Department of Homeland Security Appropriations Act, 2015

Floor Speech

Location: Washington, DC


Mr. ROSKAM. I thank the chairman for yielding.

Mr. Chairman, I look at this from an entirely different perspective. I look at this as the House of Representatives asserting its will, speaking out, and saying, no, we are not going to be silent in the movement of the President of the United States. If we had done nothing, Mr. Chairman, then the subsequent argument in weeks to come would have been, well, you did nothing. You were silent. You waived your right to assert yourself. You have the power of the purse, and you did nothing.

Well, clearly, we are not doing nothing. Clearly, we are taking it up. And now here it is. We are coming together and we are saying that we don't believe the President has this authority. We are asserting that, and this bill will be debated.

But at the underlying level there is something absolutely incredibly significant and very bright that is happening, regardless of what side of the aisle you are on, because do you know what we are talking about? We are talking about defending a country that we all hold dear.

There was a story I heard from an exchange student, Mr. Chairman, who came to visit the United States. She was asked about her time here--this was a young college student--and they said: What made the biggest impression upon you during your time in the United States? She said this: The number of people who came up to me and said, ``What do you hope to do for a living? What do you want to do?'' And it was totally different for this girl, because the culture that she was coming from, that wasn't her experience, but she came to the United States and there was a brightness to it, an opportunity to it, and a freshness to it. She found it so exciting and so dynamic. That is what we are fighting about. That is what we are fighting for. We are fighting for a nation, to defend a great nation, and to celebrate a great nation. That is worth taking up.

So, look, there are very big differences in this House in the direction to move. There are very deep differences in this House about how we need to deal with the immigration problem.


Mr. ROSKAM. Mr. Chairman, we all need to realize the brightness of this moment.

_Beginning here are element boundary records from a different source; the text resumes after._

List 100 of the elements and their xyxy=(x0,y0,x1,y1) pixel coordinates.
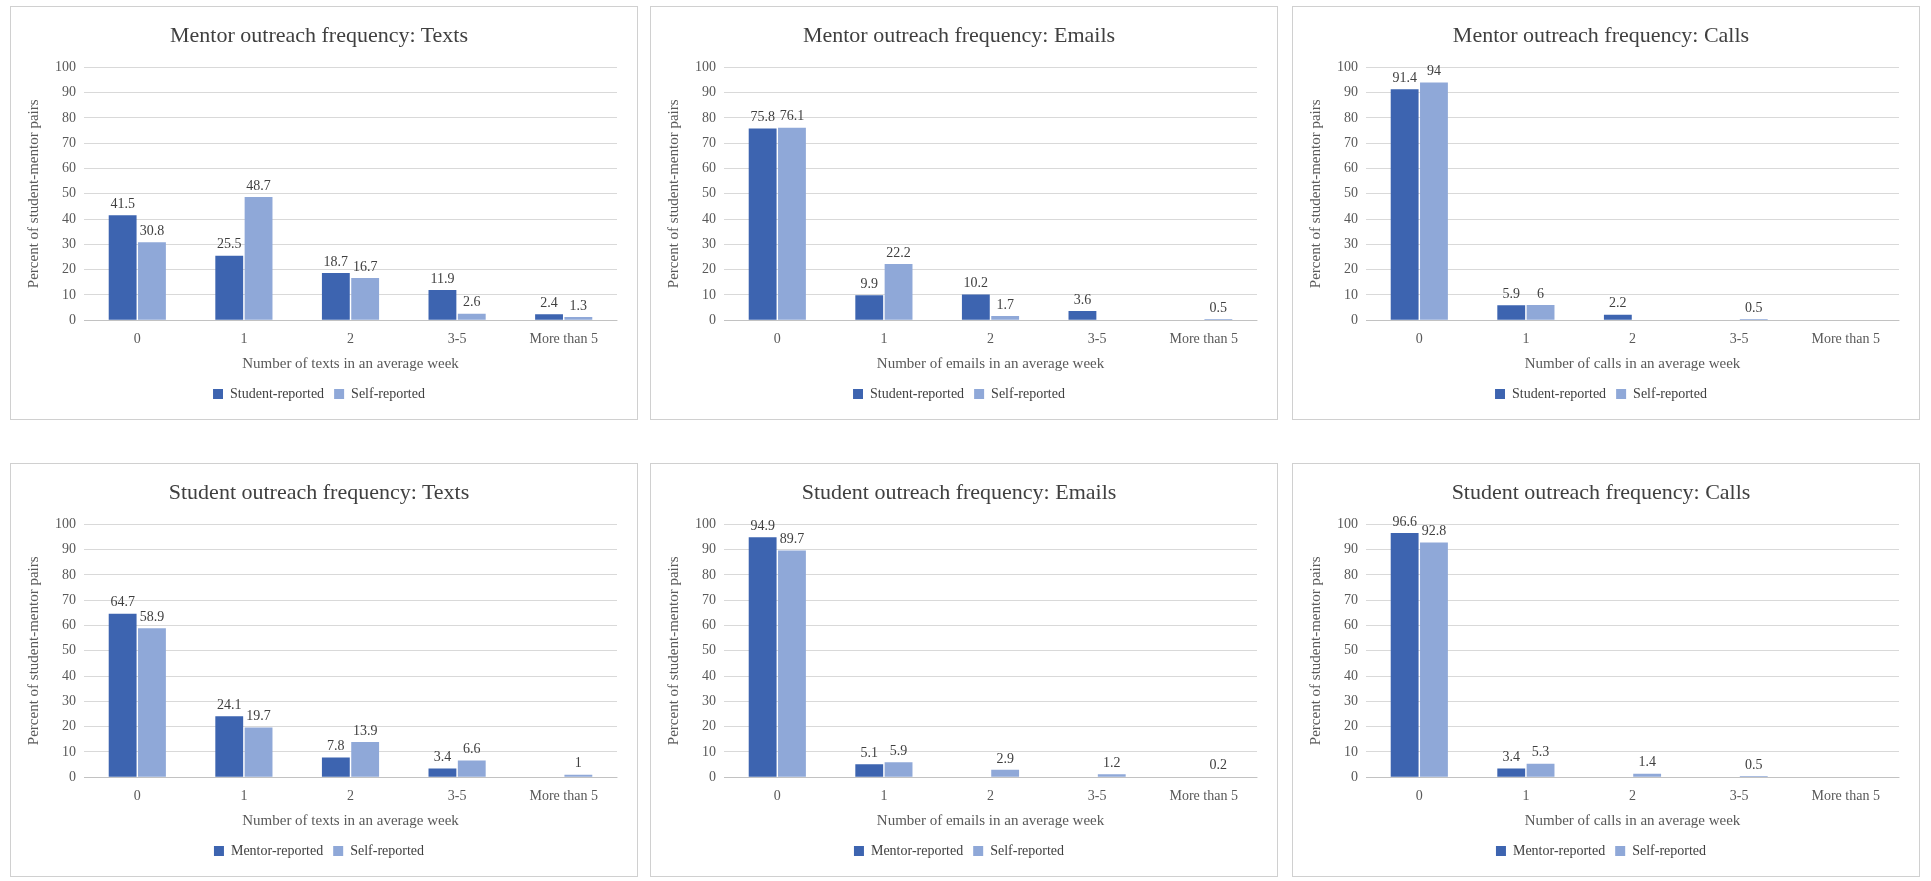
x-tick-label: 3-5 xyxy=(1729,331,1749,347)
bar xyxy=(884,762,913,777)
bar xyxy=(564,774,593,777)
x-tick-label: 1 xyxy=(880,331,888,347)
data-label: 9.9 xyxy=(860,275,878,291)
y-tick-label: 80 xyxy=(702,109,716,125)
legend-label: Mentor-reported xyxy=(870,842,964,858)
x-tick-label: 0 xyxy=(773,788,781,804)
data-label: 64.7 xyxy=(110,594,135,610)
x-axis-title: Number of emails in an average week xyxy=(876,354,1105,371)
chart-title: Student outreach frequency: Emails xyxy=(801,478,1117,504)
bar xyxy=(748,128,777,320)
data-label: 10.2 xyxy=(963,275,989,291)
y-tick-label: 30 xyxy=(702,693,716,709)
data-label: 30.8 xyxy=(139,223,165,239)
x-tick-label: More than 5 xyxy=(1169,331,1238,347)
y-tick-label: 10 xyxy=(1344,286,1358,302)
bar xyxy=(457,313,486,320)
data-label: 1.4 xyxy=(1638,754,1656,770)
bar xyxy=(778,550,806,777)
y-tick-label: 40 xyxy=(702,210,716,226)
y-tick-label: 60 xyxy=(1344,160,1358,176)
data-label: 1.2 xyxy=(1103,754,1121,770)
legend-label: Self-reported xyxy=(1632,842,1707,858)
legend-label: Student-reported xyxy=(1512,385,1607,401)
data-label: 19.7 xyxy=(246,708,271,724)
data-label: 6.6 xyxy=(463,741,481,757)
y-tick-label: 80 xyxy=(62,566,76,582)
bar xyxy=(748,537,777,777)
x-tick-label: 1 xyxy=(1522,331,1530,347)
y-tick-label: 90 xyxy=(62,84,76,100)
data-label: 2.2 xyxy=(1609,295,1627,311)
bar xyxy=(108,613,137,777)
chart-title: Mentor outreach frequency: Texts xyxy=(170,21,468,47)
y-tick-label: 40 xyxy=(702,667,716,683)
data-label: 24.1 xyxy=(216,696,242,712)
y-tick-label: 0 xyxy=(709,311,716,327)
legend-label: Self-reported xyxy=(1633,385,1707,401)
y-tick-label: 90 xyxy=(702,541,716,557)
x-tick-label: 2 xyxy=(1629,788,1636,804)
bar xyxy=(321,757,350,777)
x-axis-title: Number of texts in an average week xyxy=(242,811,460,828)
y-tick-label: 90 xyxy=(1344,84,1358,100)
bar xyxy=(1097,774,1126,777)
x-tick-label: 3-5 xyxy=(1087,788,1107,804)
y-tick-label: 80 xyxy=(702,566,716,582)
x-tick-label: 0 xyxy=(1415,331,1423,347)
bar xyxy=(457,760,486,777)
chart-title: Student outreach frequency: Texts xyxy=(168,478,470,504)
y-tick-label: 100 xyxy=(695,516,716,532)
bar xyxy=(855,764,884,777)
bar xyxy=(351,277,380,320)
bar xyxy=(1390,89,1419,320)
legend-label: Self-reported xyxy=(350,842,425,858)
legend-label: Mentor-reported xyxy=(1512,842,1606,858)
y-tick-label: 20 xyxy=(62,261,76,277)
data-label: 91.4 xyxy=(1392,69,1417,85)
y-tick-label: 50 xyxy=(62,642,76,658)
y-tick-label: 0 xyxy=(69,768,76,784)
y-axis-title: Percent of student-mentor pairs xyxy=(24,556,41,746)
x-tick-label: 0 xyxy=(133,331,141,347)
y-tick-label: 10 xyxy=(702,743,716,759)
data-label: 5.3 xyxy=(1531,744,1550,760)
y-tick-label: 0 xyxy=(69,311,76,327)
bar xyxy=(1068,311,1097,320)
y-tick-label: 60 xyxy=(702,160,716,176)
x-axis-title: Number of calls in an average week xyxy=(1524,811,1741,828)
data-label: 5.1 xyxy=(860,744,878,760)
x-axis-title: Number of calls in an average week xyxy=(1524,354,1741,371)
y-tick-label: 20 xyxy=(1344,718,1358,734)
bar xyxy=(535,314,563,320)
data-label: 2.6 xyxy=(463,294,481,310)
data-label: 7.8 xyxy=(327,738,345,754)
legend-label: Student-reported xyxy=(870,385,965,401)
x-tick-label: 1 xyxy=(240,331,248,347)
x-tick-label: More than 5 xyxy=(1169,788,1238,804)
data-label: 75.8 xyxy=(750,109,775,125)
bar xyxy=(1603,314,1632,320)
y-tick-label: 40 xyxy=(62,667,76,683)
x-tick-label: More than 5 xyxy=(529,788,598,804)
bar xyxy=(855,295,884,320)
y-tick-label: 30 xyxy=(62,236,76,252)
data-label: 2.9 xyxy=(996,750,1014,766)
data-label: 3.6 xyxy=(1073,291,1092,307)
bar xyxy=(1420,542,1448,777)
x-tick-label: 2 xyxy=(987,331,994,347)
bar xyxy=(1633,773,1662,777)
x-tick-label: 2 xyxy=(987,788,994,804)
chart-title: Mentor outreach frequency: Emails xyxy=(802,21,1116,47)
y-tick-label: 20 xyxy=(702,261,716,277)
y-tick-label: 50 xyxy=(1344,642,1358,658)
x-tick-label: 0 xyxy=(1415,788,1423,804)
legend-label: Mentor-reported xyxy=(230,842,324,858)
x-tick-label: 1 xyxy=(1522,788,1530,804)
y-tick-label: 60 xyxy=(62,160,76,176)
x-tick-label: 3-5 xyxy=(1087,331,1107,347)
data-label: 18.7 xyxy=(323,253,349,269)
y-tick-label: 10 xyxy=(62,286,76,302)
bar xyxy=(321,272,350,320)
y-tick-label: 10 xyxy=(1344,743,1358,759)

So I respect my colleague and his differences. I respect the other side and their differences. I think we need to go back to Thomas Jefferson, who said this, Mr. Chairman. Jefferson wrote a letter in 1790 to a guy named Charles Clay. He said:

The ground of liberty is to be gained by inches, and we must be contented to secure what we can get from time to time and eternally press forward for what is yet to get. It takes time to persuade men to do even what is for their own good.

Mr. Chairman, this is a game of inches. We need to prevail, we need to move forward, and we need to come together.